By 2005, the sales force was again selling, and Administaff’s annual growth had returned to 20 percent. Client retention numbers are also returning to precrisis levels. And Sarvadi says that the company’s internal surveys find that 91 percent of customers say Administaff is good value for the money, 94 percent say they are likely to recommend the company to others and 91 percent say the company meets or exceeds their expectations.
“Probably the most important lesson is that you have to keep the faith, you have to persevere,” Sardavi says. “You sometimes have to ignore what’s being said when you know that the perception doesn’t line up with the reality.
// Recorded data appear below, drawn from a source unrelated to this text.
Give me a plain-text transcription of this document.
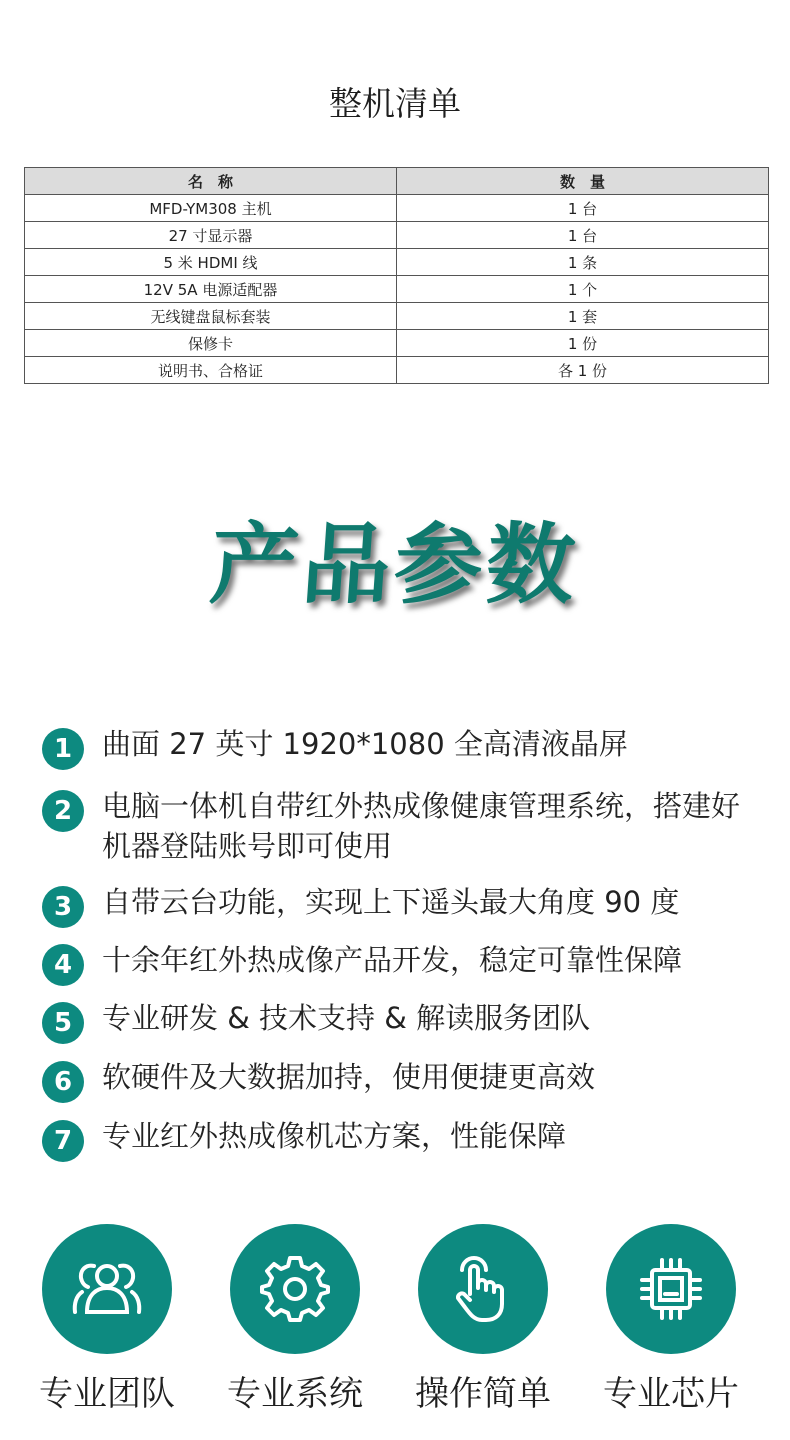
整机清单
名　称	数　量
MFD-YM308 主机	1 台
27 寸显示器	1 台
5 米 HDMI 线	1 条
12V 5A 电源适配器	1 个
无线键盘鼠标套装	1 套
保修卡	1 份
说明书、合格证	各 1 份
产品参数
1	曲面 27 英寸 1920*1080 全高清液晶屏
2	电脑一体机自带红外热成像健康管理系统，搭建好机器登陆账号即可使用
3	自带云台功能，实现上下遥头最大角度 90 度
4	十余年红外热成像产品开发，稳定可靠性保障
5	专业研发 & 技术支持 & 解读服务团队
6	软硬件及大数据加持，使用便捷更高效
7	专业红外热成像机芯方案，性能保障
专业团队	专业系统	操作简单	专业芯片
Perceptions are a strong force to contend with, but you just have to persevere.”
When things are going particularly badly, when it seems that the sky is falling, that’s when you really have to dig deep and carry the responsibility you have for your people and your company, Sarvadi says.
“Follow your instincts to do the right thing, and then persevere through it,” he says. “It will pay off.”
In addition, he says, the company has developed a corporate culture to deal with adversity. Sardavi says upper-level management has to recognize that change is inevitable and talk about how it will deal with it.
“We literally put in writing that, in our company, we want to anticipate and respond to change as an opportunity to innovate and learn,” says Sarvadi.
The most important element to doing this is to build a senior leadership team that you can trust, but one that is also diverse in how the individual members think, he says.
“CEOs have to be brutally honest about what’s working and what’s not working, and they have to have the people around them who can be part of the solution,” Sardavi says.
For Administaff, a serious shock to the system led to a re-examination of how it operates, how it views its core competencies and how it organizes itself. Millions of dollars in profits were lost, and the company lost even more in market capitalization. But the end result more than four years later is a stronger company that is more self-reliant and less at risk to outside forces. From adversity, opportunity can really come knocking.